Here are few of the probable reasons for the sharp sell-off in the Indian markets.
The markets in the previous day's were the biggest loser in trade on Thursday and are again weak in trade with the biggest knock on the broader markets.
1. Liquidity is making its way to the IPO:
Undoubtedly, the flurry of IPOs on expected listed gains are being lapped by up investor class and hence there is seen some sell-off for this probable reason. As per reports over 100 companies' have filed IPO papers with SEBI and many are to see their debut before the end of this FY22.

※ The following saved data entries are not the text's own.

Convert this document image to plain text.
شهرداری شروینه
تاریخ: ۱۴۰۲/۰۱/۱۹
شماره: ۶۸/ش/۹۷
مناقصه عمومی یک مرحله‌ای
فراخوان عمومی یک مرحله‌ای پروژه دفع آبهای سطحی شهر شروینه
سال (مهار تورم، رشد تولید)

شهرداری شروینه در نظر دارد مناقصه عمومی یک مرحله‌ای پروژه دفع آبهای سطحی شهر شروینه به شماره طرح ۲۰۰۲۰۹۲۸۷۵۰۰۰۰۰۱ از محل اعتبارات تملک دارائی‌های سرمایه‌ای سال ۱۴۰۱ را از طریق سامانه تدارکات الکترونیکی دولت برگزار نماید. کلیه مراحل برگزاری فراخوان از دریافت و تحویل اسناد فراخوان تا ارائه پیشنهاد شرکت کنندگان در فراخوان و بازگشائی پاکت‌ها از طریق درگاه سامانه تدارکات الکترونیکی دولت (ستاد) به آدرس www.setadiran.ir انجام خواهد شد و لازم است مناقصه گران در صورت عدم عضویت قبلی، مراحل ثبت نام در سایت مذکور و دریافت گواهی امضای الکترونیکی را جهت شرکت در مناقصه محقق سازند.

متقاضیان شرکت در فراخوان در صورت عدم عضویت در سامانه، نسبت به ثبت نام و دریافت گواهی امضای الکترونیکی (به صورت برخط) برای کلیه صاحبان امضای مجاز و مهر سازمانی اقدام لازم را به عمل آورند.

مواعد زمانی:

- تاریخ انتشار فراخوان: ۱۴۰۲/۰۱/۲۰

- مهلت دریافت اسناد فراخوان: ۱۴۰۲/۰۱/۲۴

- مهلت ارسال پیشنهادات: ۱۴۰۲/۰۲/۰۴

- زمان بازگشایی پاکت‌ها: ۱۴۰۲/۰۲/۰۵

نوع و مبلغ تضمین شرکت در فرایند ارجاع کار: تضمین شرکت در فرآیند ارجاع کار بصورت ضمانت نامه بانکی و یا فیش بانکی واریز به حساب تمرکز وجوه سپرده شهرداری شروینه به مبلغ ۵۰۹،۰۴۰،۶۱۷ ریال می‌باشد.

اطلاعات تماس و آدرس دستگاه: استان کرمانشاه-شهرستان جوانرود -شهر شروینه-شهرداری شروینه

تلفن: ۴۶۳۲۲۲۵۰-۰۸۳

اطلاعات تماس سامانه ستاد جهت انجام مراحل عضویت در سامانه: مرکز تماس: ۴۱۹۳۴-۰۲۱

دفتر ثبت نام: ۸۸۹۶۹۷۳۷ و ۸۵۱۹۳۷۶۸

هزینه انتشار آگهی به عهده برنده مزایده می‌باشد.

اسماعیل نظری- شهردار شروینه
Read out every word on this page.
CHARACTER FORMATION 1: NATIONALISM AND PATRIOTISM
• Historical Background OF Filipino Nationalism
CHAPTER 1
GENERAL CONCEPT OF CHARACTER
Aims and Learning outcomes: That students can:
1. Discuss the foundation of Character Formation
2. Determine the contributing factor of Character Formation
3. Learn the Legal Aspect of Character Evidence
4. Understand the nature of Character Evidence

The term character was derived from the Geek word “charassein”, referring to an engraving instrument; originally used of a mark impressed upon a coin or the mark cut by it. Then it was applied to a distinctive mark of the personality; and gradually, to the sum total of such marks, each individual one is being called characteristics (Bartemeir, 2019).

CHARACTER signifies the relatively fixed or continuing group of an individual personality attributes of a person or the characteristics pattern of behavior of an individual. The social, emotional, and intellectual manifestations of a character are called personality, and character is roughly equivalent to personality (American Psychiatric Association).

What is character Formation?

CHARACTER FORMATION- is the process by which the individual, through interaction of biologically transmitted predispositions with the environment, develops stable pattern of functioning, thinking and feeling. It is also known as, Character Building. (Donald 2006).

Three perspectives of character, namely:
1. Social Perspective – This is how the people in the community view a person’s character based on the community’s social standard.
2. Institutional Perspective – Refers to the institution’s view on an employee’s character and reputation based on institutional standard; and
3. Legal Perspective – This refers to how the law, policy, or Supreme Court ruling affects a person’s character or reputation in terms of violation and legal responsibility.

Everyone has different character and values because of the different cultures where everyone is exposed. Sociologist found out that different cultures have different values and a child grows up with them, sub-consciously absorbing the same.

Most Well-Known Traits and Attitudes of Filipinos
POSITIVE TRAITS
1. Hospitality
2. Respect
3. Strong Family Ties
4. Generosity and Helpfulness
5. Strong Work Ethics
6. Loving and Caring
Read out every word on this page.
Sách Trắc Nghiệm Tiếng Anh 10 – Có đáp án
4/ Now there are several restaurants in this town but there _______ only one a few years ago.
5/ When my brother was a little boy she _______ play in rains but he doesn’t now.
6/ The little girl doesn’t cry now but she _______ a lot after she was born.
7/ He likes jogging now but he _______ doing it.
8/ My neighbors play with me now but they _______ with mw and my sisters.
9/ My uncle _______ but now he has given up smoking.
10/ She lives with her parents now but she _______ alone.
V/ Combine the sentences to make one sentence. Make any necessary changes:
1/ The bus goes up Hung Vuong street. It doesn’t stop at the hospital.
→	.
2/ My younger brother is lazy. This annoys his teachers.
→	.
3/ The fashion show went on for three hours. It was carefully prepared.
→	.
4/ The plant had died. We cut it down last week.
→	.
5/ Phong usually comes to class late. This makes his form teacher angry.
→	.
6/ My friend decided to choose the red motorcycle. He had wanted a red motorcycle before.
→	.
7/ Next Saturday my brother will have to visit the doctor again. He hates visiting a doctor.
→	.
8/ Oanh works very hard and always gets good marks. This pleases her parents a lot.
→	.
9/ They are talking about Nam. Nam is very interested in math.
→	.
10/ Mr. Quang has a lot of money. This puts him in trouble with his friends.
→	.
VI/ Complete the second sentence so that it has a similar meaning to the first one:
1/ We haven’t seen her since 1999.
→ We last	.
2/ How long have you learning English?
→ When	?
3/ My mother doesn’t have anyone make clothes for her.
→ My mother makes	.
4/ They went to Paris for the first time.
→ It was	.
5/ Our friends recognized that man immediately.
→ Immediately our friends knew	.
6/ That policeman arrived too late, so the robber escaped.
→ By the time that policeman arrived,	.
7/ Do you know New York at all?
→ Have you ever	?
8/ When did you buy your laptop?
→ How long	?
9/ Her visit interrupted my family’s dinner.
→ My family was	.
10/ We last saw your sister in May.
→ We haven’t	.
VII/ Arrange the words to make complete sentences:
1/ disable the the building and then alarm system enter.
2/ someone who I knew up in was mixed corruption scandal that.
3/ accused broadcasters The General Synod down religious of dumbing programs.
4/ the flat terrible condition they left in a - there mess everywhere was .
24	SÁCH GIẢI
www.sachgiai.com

2. Sell off by FIIs as US bond yields gain:
Amid gains in the bond yield, there is seen a continuing exodus from the Indian markets. Also, there are valuation concerns surfacing with respect to Indian markets and amid it foreign brokerages have downgraded it.
3. Weak global sentiment:
For the September quarter, US GDP slumped to 2 percent, Japanese September factory output also weakened to 5.4 percent on a month on month basis. Also, there has been reported a spike in some of the developed nations such as the UK and China are fuelling sluggish sentiment.
4. Bank and financials drag:
Even as the financials and banking sector now post a strong outlook given the improvement in NPA situation and take over of bad loans by the NARC, there is seen profit booking in the pack, led by losses in names such as HDFC, Kotak Bank, HDFC Bank, Axis Bank, IndusInd Bank and RBL which is down by a staggering 7 percent. Note public sector banks are once again in the green barring IOB and Central Bank.